# My Scirocco 2010



## matteeee (Feb 8, 2010)

1.4TSI 160bhp with a DSG box and H&R lowering springs (allowing the active DCC chassis to operate as supposed to). 19" Audi A5 wheels and JOM devil eyes headlights also adds to the look.
Enjoy!


----------



## kml (Mar 12, 2011)

very pretty looking car. 

how long have you had this car ? any issues with the engine or gearbox ?

thanks


----------



## Stranz459 (Mar 25, 2011)

Wow, Looks good.:thumbup:


----------



## matteeee (Feb 8, 2010)

*My car*

I bought it as a "one year car" in January. Then it was all stock looking like this:










When I bought the car it had 25000km (~15500miles) on it. Now it has covered 30000km (~18600 miles) in total.
No problems so far, and the first oil change has been done. I have the "new" DSG7 with dry clutch discs. It tolerates only 250Nm (~185lb.ft.) according to VW, and the engine data says it has 240Nm (~177 lb.ft.), so tuning the engine is not something I will do in the near future.


----------



## PSU (May 15, 2004)

Car looks awesome.

Any more shots?
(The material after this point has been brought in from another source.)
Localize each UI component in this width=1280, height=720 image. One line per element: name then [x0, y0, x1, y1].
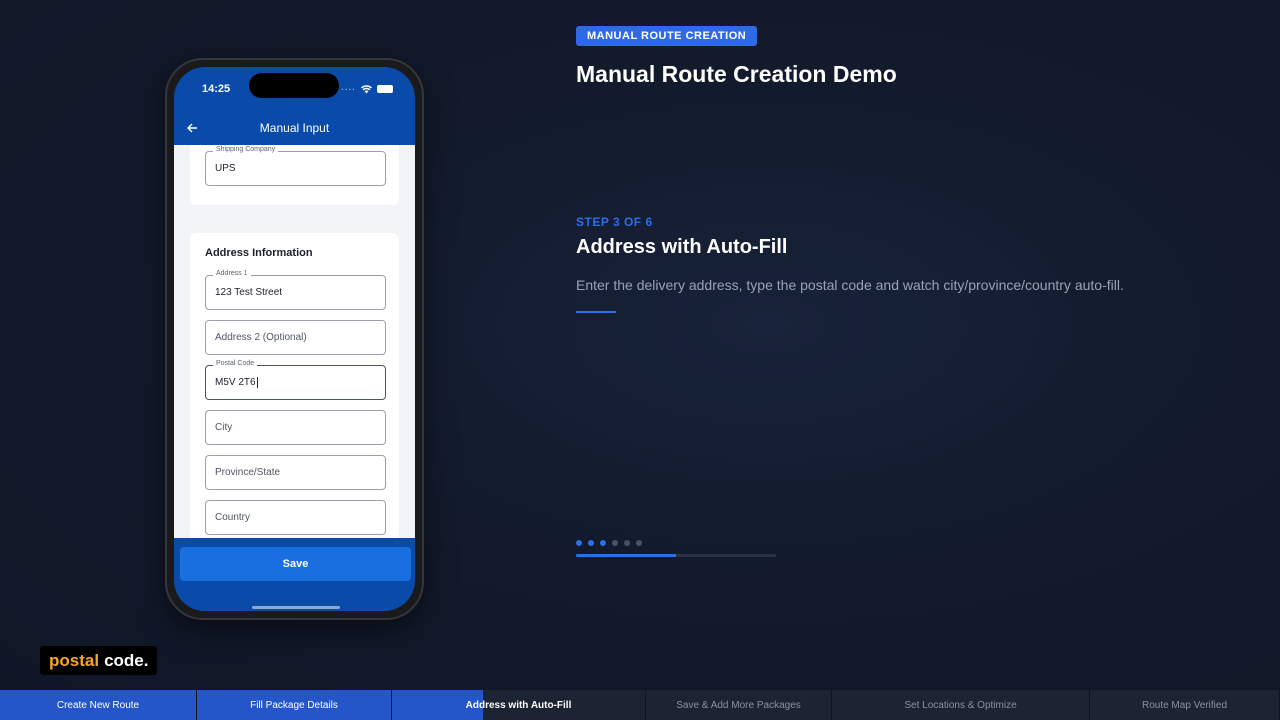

Particularly rear end shots?


----------



## matteeee (Feb 8, 2010)

*Not new*

Here is one when the car was still on my winter set of tyres










More will come =)


----------



## W8sted03 (Feb 3, 2011)

And why the hell did they decide not to import this to the States is beyond me. My neighbor in Switzerland has an 07 or 08 and I just love the thing. Hard to imagine they have something up their sleeves on this one.


----------



## RedLineNikiR (Feb 13, 2009)

:heart:


----------



## matteeee (Feb 8, 2010)

*New mod*

So, installed an "auto tail gate opener". Looks like this:

http://www.youtube.com/watch?v=6ezCkmSs8rw


----------



## fahrenheit62 (Dec 19, 2010)

car looks really good


----------



## cleanA3 (Jun 23, 2007)

looking good


----------



## matteeee (Feb 8, 2010)

*Photoshoot*

Here are some pics from today´s photoshoot. Had to do something fun on the last day of my vacation


----------



## ajz9415 (Feb 7, 2005)

*FV-QR*

Very nice car


----------